Scraps #6
A bunch of scrappy notes from 2025-07-18 to 2025-07-25, posted on
What are the haps?
We're rushing through July and things aren't slowing down. The weather here is... variable, shall we say. Gone are the days of consistency, we're getting high winds, blazing sun, heavy rain, calm overcast skies and lightning in a single day.
It's unreliable! But hey, at least I've got the consistently high quality of the human web to keep me feeling positive, and the consistently poor state of information security to keep me feeling negative. They balance out, right?
Spotlight
- I have had the legendary Pierre Carrier's website bookmarked for many moons, and keep coming across his awesome stuff. He just posted that he has, via xmit.dev, launched Let It Be Known, which is a service that offers free subdomains for anyone that wants 'em, and it's super easy to manage to boot. There's another thing from him down in the Tech section but I wanted to spotlight libk.org and encourage you to check out his website and writing because he is top tier
- Luke emailed me about his new /blank page, a delightfully blank page (except for the wonderful addition of some flowers) which I have added to my Intentionally Left Blank post!
Indieweb, Fediverse & Social Media - people stuff
My list of posts to read and websites to browse grows faster than I can consume them. At this rate I'm going to need to employ a content curator!
- Will has a chop - a personal seal - that is used to stamp art he creates. But he had a thought... Why can't this apply to digital stuff, too?
- Moderating a community hard work, as highlighted by Mark. Support your mastodon instance team if you can!
- The privacy of Firefox has been a given for a long time, perhaps you shouldn't trust it though? Evan doesn't think so
- David thinks people should surf the web again! You know, instead of living inside the corporate web. And he has three quick guidelines to make it a more enjoyable and meaningful experience
- @hyde has a great series of interviews called Over/Under, where he seeks out the opinions of a specific web denizen regarding particular things. This time around he's asked Elizabeth Tai about digital gardens, social media, rss, books and tea
- Alan Levine gets nostalgic for one of the earliest html tutorials on the web, something he himself put together back in 1994!

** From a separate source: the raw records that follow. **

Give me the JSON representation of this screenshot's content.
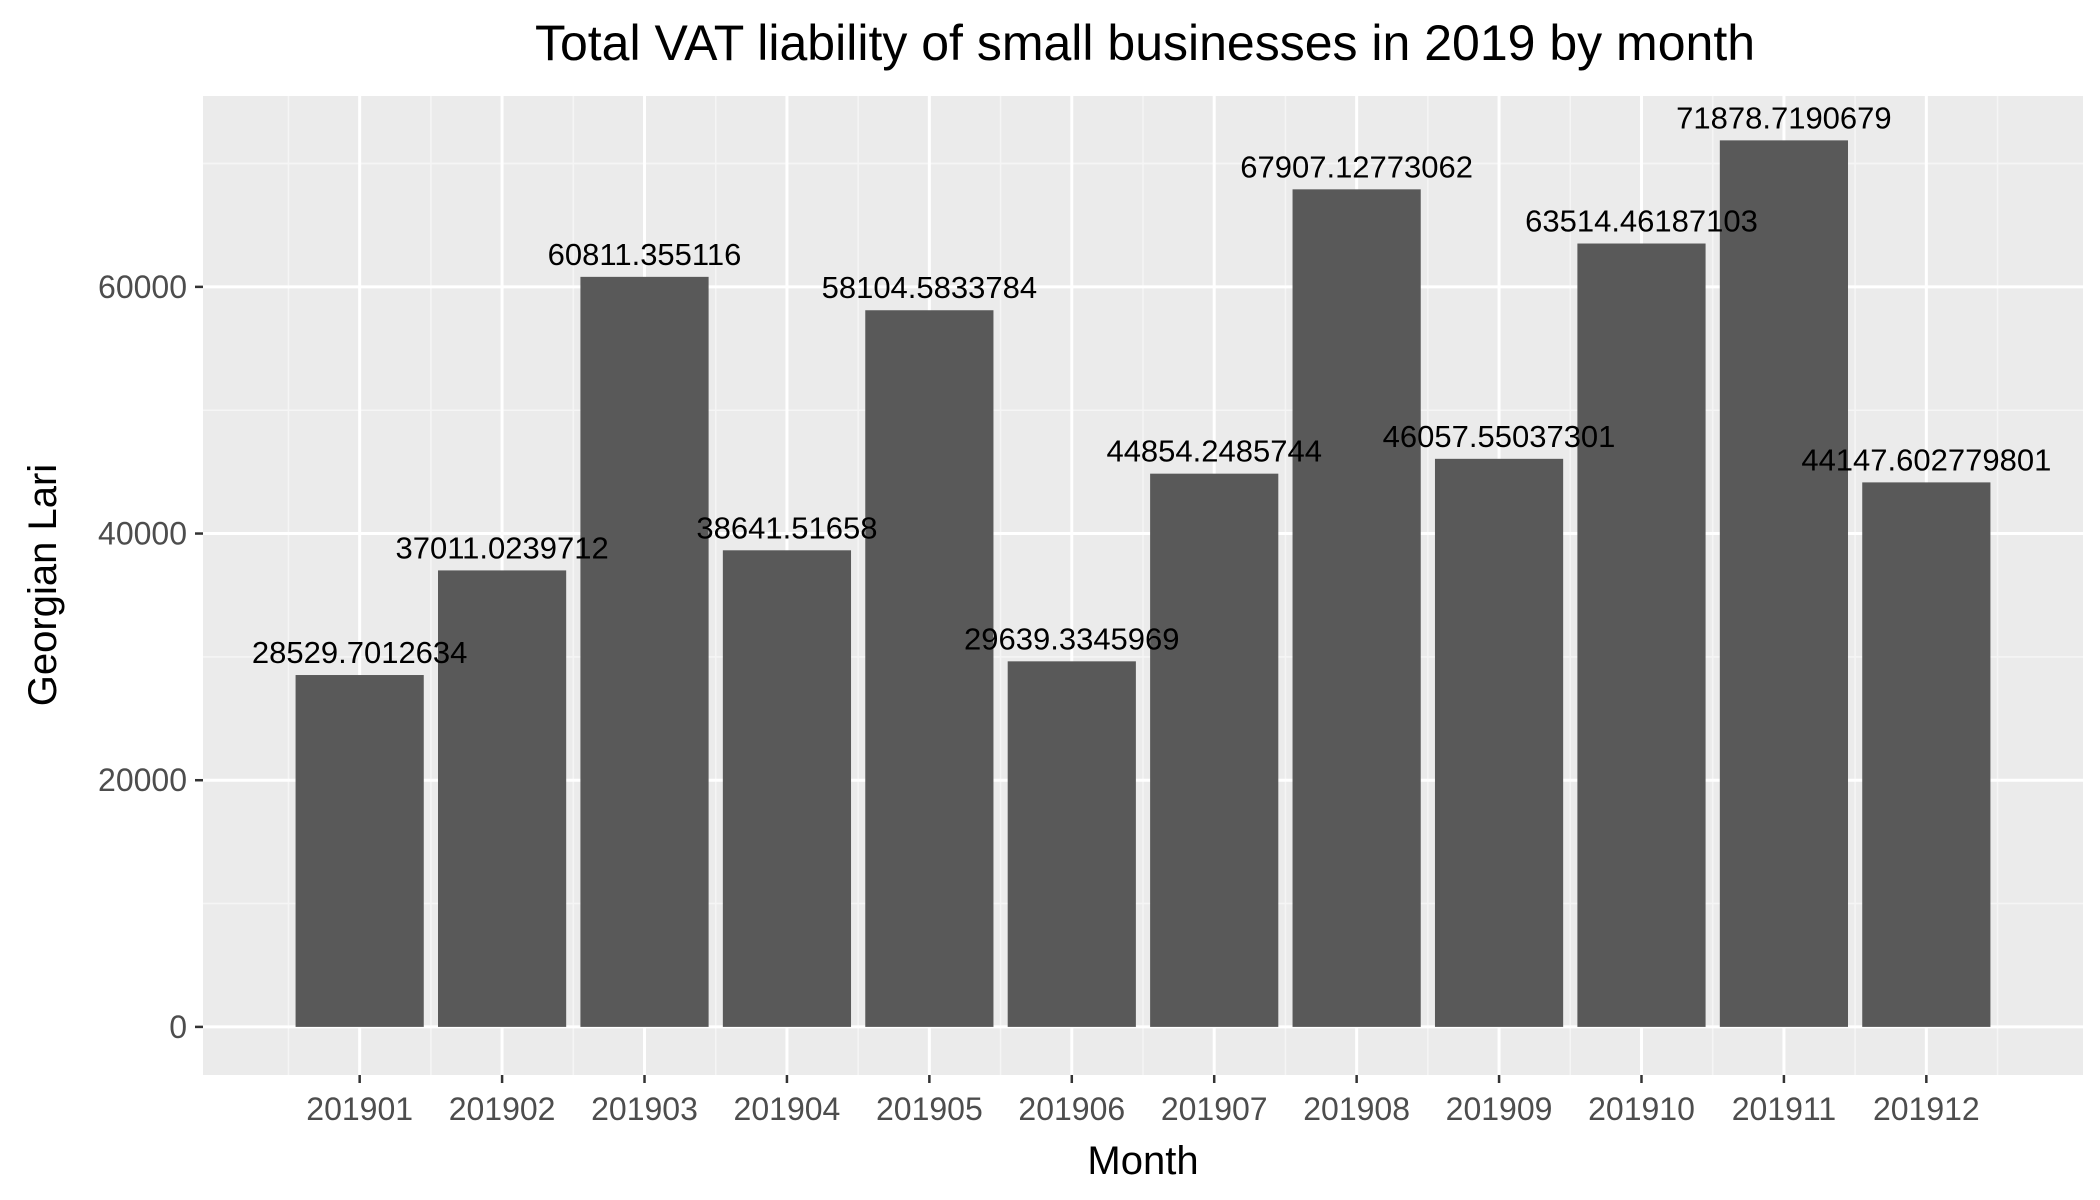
{
  "chart_data": {
    "type": "bar",
    "title": "Total VAT liability of small businesses in 2019 by month",
    "xlabel": "Month",
    "ylabel": "Georgian Lari",
    "categories": [
      "201901",
      "201902",
      "201903",
      "201904",
      "201905",
      "201906",
      "201907",
      "201908",
      "201909",
      "201910",
      "201911",
      "201912"
    ],
    "values": [
      28529.7012634,
      37011.0239712,
      60811.355116,
      38641.51658,
      58104.5833784,
      29639.3345969,
      44854.2485744,
      67907.12773062,
      46057.55037301,
      63514.46187103,
      71878.7190679,
      44147.602779801
    ],
    "value_labels": [
      "28529.7012634",
      "37011.0239712",
      "60811.355116",
      "38641.51658",
      "58104.5833784",
      "29639.3345969",
      "44854.2485744",
      "67907.12773062",
      "46057.55037301",
      "63514.46187103",
      "71878.7190679",
      "44147.602779801"
    ],
    "ylim": [
      -3900,
      75475
    ],
    "yticks": [
      0,
      20000,
      40000,
      60000
    ],
    "ytick_labels": [
      "0",
      "20000",
      "40000",
      "60000"
    ],
    "grid": true,
    "legend": "none",
    "colors": {
      "bar": "#595959",
      "panel_background": "#ebebeb",
      "grid_major": "#ffffff",
      "grid_minor": "#f5f5f5",
      "tick_mark": "#333333"
    }
  }
}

- And on internet nostalgia, who still uses text based (ascii) smileys o.O ? I do :D and so does Adële!
Infosec, sysadmin & code - tech stuff
It's been a busy week on the tech front, with some pretty significant infosec-related events.
- MDN (Mozilla development network) celebrates 20 years with cake, a tradition from browser vendors during the nostalgic early Firefox days
- Pierre (that brainbox from today's spotlight) has been digging into mouse latency recently. He then dug into it some more, which included building a tool to get even better data, and has gotten deep into USB land.

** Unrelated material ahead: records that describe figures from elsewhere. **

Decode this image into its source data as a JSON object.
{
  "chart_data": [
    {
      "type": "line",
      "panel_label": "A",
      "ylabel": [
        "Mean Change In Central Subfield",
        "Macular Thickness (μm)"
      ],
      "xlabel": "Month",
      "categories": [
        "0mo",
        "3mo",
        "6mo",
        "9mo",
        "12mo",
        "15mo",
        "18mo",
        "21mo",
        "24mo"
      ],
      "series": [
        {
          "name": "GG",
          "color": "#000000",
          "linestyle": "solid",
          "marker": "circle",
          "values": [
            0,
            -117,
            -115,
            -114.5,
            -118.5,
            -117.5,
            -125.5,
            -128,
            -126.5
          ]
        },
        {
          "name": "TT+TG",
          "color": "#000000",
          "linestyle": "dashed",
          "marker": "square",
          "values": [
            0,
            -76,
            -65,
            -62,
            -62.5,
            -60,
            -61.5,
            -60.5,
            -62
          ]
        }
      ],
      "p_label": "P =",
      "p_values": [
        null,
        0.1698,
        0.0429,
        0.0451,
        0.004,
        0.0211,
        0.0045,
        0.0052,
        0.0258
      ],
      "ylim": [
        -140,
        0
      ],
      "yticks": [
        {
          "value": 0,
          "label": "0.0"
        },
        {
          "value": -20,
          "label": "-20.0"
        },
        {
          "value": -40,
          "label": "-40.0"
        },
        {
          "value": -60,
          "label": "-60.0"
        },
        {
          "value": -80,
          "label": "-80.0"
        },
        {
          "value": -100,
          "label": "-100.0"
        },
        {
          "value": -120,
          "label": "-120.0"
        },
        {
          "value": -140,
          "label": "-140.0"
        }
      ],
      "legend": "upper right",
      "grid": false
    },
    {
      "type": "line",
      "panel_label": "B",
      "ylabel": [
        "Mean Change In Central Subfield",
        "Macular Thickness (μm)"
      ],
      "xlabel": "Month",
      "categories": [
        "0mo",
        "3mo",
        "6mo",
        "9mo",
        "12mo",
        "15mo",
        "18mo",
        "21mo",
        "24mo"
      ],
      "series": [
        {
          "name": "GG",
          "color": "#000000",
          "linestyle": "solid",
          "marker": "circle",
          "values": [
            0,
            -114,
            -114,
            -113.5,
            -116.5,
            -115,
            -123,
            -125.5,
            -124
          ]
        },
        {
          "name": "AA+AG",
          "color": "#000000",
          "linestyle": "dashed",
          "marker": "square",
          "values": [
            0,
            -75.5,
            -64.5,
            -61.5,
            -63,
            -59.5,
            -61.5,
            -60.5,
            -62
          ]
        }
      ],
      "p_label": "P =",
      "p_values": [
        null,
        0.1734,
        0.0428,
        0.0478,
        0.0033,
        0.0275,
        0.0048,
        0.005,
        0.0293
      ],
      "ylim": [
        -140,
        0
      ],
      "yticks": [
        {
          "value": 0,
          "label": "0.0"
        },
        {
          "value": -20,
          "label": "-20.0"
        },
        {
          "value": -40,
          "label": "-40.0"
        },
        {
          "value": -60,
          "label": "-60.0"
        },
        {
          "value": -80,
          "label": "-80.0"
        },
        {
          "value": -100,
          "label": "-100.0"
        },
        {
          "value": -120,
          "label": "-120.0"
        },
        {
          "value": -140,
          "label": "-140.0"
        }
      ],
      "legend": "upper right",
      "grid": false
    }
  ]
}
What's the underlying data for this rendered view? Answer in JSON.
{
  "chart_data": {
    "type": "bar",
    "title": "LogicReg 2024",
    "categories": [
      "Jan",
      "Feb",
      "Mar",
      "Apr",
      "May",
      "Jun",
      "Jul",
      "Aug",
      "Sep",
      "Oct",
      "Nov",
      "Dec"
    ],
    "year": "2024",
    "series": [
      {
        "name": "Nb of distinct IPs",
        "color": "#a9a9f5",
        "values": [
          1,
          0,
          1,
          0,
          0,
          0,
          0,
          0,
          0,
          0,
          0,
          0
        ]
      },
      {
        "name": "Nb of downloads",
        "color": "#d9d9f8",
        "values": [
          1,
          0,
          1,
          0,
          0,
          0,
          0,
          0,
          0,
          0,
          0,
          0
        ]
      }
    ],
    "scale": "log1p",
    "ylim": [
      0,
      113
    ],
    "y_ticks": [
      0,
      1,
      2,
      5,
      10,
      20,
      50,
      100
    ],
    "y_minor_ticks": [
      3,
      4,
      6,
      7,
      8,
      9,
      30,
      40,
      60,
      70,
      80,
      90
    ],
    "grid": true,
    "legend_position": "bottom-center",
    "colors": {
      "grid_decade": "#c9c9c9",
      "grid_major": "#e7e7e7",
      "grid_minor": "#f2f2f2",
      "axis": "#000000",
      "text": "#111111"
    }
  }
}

- Some SharePoint admins struggled to sleep over the weekend as ToolShell was used to compromise on prem instances across the internet
- An outsourced, third party tech support org allowed credential resets without verifying identity. Yikes.
- I was playing around with some HTML & CSS stuff, trying to prevent LLMs from scraping website content for an upcoming post the other day. I discussed some of the experiments on the 32bit.cafe discord server and Lera took an idea that emerged and built an online obfuscator tool which automates this for you!

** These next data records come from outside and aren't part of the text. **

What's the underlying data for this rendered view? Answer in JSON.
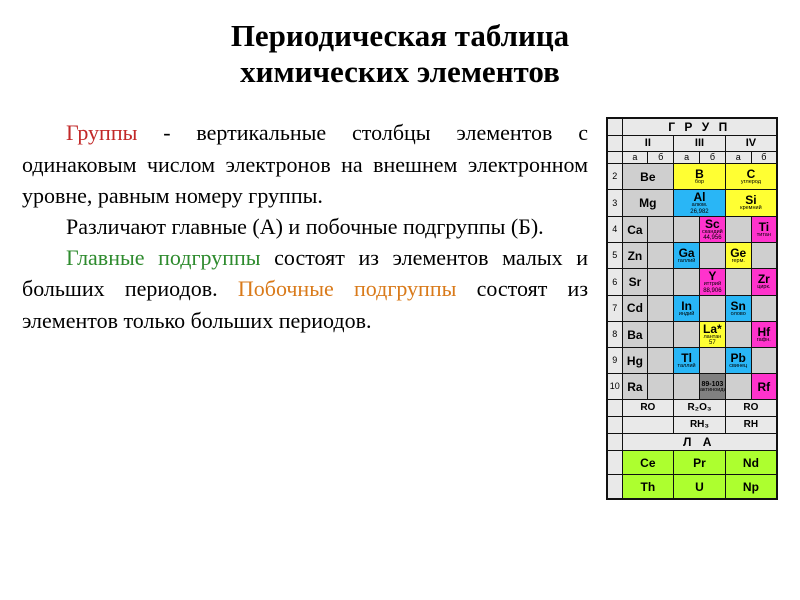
{
  "title_line1": "Периодическая таблица",
  "title_line2": "химических элементов",
  "paragraphs": {
    "p1_span1": "Группы",
    "p1_rest": " - вертикальные столбцы элементов с одинаковым числом электронов на внешнем электронном уровне, равным номеру группы.",
    "p2": "Различают главные (А) и побочные подгруппы (Б).",
    "p3_span1": "Главные подгруппы",
    "p3_rest": " состоят из элементов малых и больших периодов.",
    "p3_span2": "Побочные подгруппы",
    "p3_rest2": " состоят из элементов только больших периодов."
  },
  "colors": {
    "red": "#c22929",
    "green": "#2e8b2e",
    "orange": "#d97a1a",
    "pink": "#ff33cc",
    "yellow": "#ffff33",
    "cyan": "#29b6f6",
    "grey": "#cfcfcf",
    "lime": "#adff2f",
    "darkgrey": "#808080",
    "header_bg": "#e9e9e9"
  },
  "table": {
    "group_header": "Г Р У П",
    "roman": [
      "II",
      "III",
      "IV"
    ],
    "sub_labels": [
      "а",
      "б",
      "а",
      "б",
      "а",
      "б"
    ],
    "rows": [
      [
        {
          "sym": "Be",
          "name": "",
          "num": "",
          "bg": "grey",
          "span": 2
        },
        {
          "sym": "B",
          "name": "бор",
          "num": "",
          "bg": "yellow",
          "span": 2
        },
        {
          "sym": "C",
          "name": "углерод",
          "num": "",
          "bg": "yellow",
          "span": 2
        }
      ],
      [
        {
          "sym": "Mg",
          "name": "",
          "num": "",
          "bg": "grey",
          "span": 2
        },
        {
          "sym": "Al",
          "name": "алюм.",
          "num": "26,982",
          "bg": "cyan",
          "span": 2
        },
        {
          "sym": "Si",
          "name": "кремний",
          "num": "",
          "bg": "yellow",
          "span": 2
        }
      ],
      [
        {
          "sym": "Ca",
          "name": "",
          "num": "",
          "bg": "grey"
        },
        {
          "sym": "",
          "name": "",
          "num": "",
          "bg": "grey"
        },
        {
          "sym": "",
          "name": "",
          "num": "",
          "bg": "grey"
        },
        {
          "sym": "Sc",
          "name": "скандий",
          "num": "44,956",
          "bg": "pink"
        },
        {
          "sym": "",
          "name": "",
          "num": "",
          "bg": "grey"
        },
        {
          "sym": "Ti",
          "name": "титан",
          "num": "",
          "bg": "pink"
        }
      ],
      [
        {
          "sym": "Zn",
          "name": "",
          "num": "",
          "bg": "grey"
        },
        {
          "sym": "",
          "name": "",
          "num": "",
          "bg": "grey"
        },
        {
          "sym": "Ga",
          "name": "галлий",
          "num": "",
          "bg": "cyan"
        },
        {
          "sym": "",
          "name": "",
          "num": "",
          "bg": "grey"
        },
        {
          "sym": "Ge",
          "name": "герм.",
          "num": "",
          "bg": "yellow"
        },
        {
          "sym": "",
          "name": "",
          "num": "",
          "bg": "grey"
        }
      ],
      [
        {
          "sym": "Sr",
          "name": "",
          "num": "",
          "bg": "grey"
        },
        {
          "sym": "",
          "name": "",
          "num": "",
          "bg": "grey"
        },
        {
          "sym": "",
          "name": "",
          "num": "",
          "bg": "grey"
        },
        {
          "sym": "Y",
          "name": "иттрий",
          "num": "88,906",
          "bg": "pink"
        },
        {
          "sym": "",
          "name": "",
          "num": "",
          "bg": "grey"
        },
        {
          "sym": "Zr",
          "name": "цирк.",
          "num": "",
          "bg": "pink"
        }
      ],
      [
        {
          "sym": "Cd",
          "name": "",
          "num": "",
          "bg": "grey"
        },
        {
          "sym": "",
          "name": "",
          "num": "",
          "bg": "grey"
        },
        {
          "sym": "In",
          "name": "индий",
          "num": "",
          "bg": "cyan"
        },
        {
          "sym": "",
          "name": "",
          "num": "",
          "bg": "grey"
        },
        {
          "sym": "Sn",
          "name": "олово",
          "num": "",
          "bg": "cyan"
        },
        {
          "sym": "",
          "name": "",
          "num": "",
          "bg": "grey"
        }
      ],
      [
        {
          "sym": "Ba",
          "name": "",
          "num": "",
          "bg": "grey"
        },
        {
          "sym": "",
          "name": "",
          "num": "",
          "bg": "grey"
        },
        {
          "sym": "",
          "name": "",
          "num": "",
          "bg": "grey"
        },
        {
          "sym": "La*",
          "name": "лантан",
          "num": "57",
          "bg": "yellow"
        },
        {
          "sym": "",
          "name": "",
          "num": "",
          "bg": "grey"
        },
        {
          "sym": "Hf",
          "name": "гафн.",
          "num": "",
          "bg": "pink"
        }
      ],
      [
        {
          "sym": "Hg",
          "name": "",
          "num": "",
          "bg": "grey"
        },
        {
          "sym": "",
          "name": "",
          "num": "",
          "bg": "grey"
        },
        {
          "sym": "Tl",
          "name": "таллий",
          "num": "",
          "bg": "cyan"
        },
        {
          "sym": "",
          "name": "",
          "num": "",
          "bg": "grey"
        },
        {
          "sym": "Pb",
          "name": "свинец",
          "num": "",
          "bg": "cyan"
        },
        {
          "sym": "",
          "name": "",
          "num": "",
          "bg": "grey"
        }
      ],
      [
        {
          "sym": "Ra",
          "name": "",
          "num": "",
          "bg": "grey"
        },
        {
          "sym": "",
          "name": "",
          "num": "",
          "bg": "grey"
        },
        {
          "sym": "",
          "name": "",
          "num": "",
          "bg": "grey",
          "span": 1
        },
        {
          "sym": "89-103",
          "name": "актиноиды",
          "num": "",
          "bg": "darkgrey",
          "span": 1,
          "small": true
        },
        {
          "sym": "",
          "name": "",
          "num": "",
          "bg": "grey"
        },
        {
          "sym": "Rf",
          "name": "",
          "num": "",
          "bg": "pink"
        }
      ]
    ],
    "formula_rows": [
      [
        "RO",
        "R₂O₃",
        "RO"
      ],
      [
        "",
        "RH₃",
        "RH"
      ]
    ],
    "la_label": "Л А",
    "lanthanoids": [
      {
        "sym": "Ce",
        "bg": "lime"
      },
      {
        "sym": "Pr",
        "bg": "lime"
      },
      {
        "sym": "Nd",
        "bg": "lime"
      }
    ],
    "actinoids": [
      {
        "sym": "Th",
        "bg": "lime"
      },
      {
        "sym": "U",
        "bg": "lime"
      },
      {
        "sym": "Np",
        "bg": "lime"
      }
    ]
  }
}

- When it comes to pissing off LLM scrapers, @ache has written up how to build and serve a HTML zip bomb
- Google launches OSS Rebuild, a project that builds open source packages and compares the resulting resource with the published one, enabling automated confidence that a package is what it says it is
- Using OSINT, researchers have put together the structure of a Russian SIGINT unit, using their commemorative badges
- Of course we can't go a week without hardcoded creds in a widely used product, can we? This week it's HPE Access Points
- I love peeking behind the curtain of a big organisations technical infrastructure. Netflix has just posted part 1 of how they got live TV to work
- Yorick is dealing with the frustratingly loose HTTP spec
That's Scraps #6 concluded for this week. Keep posting awesome stuff, peeps!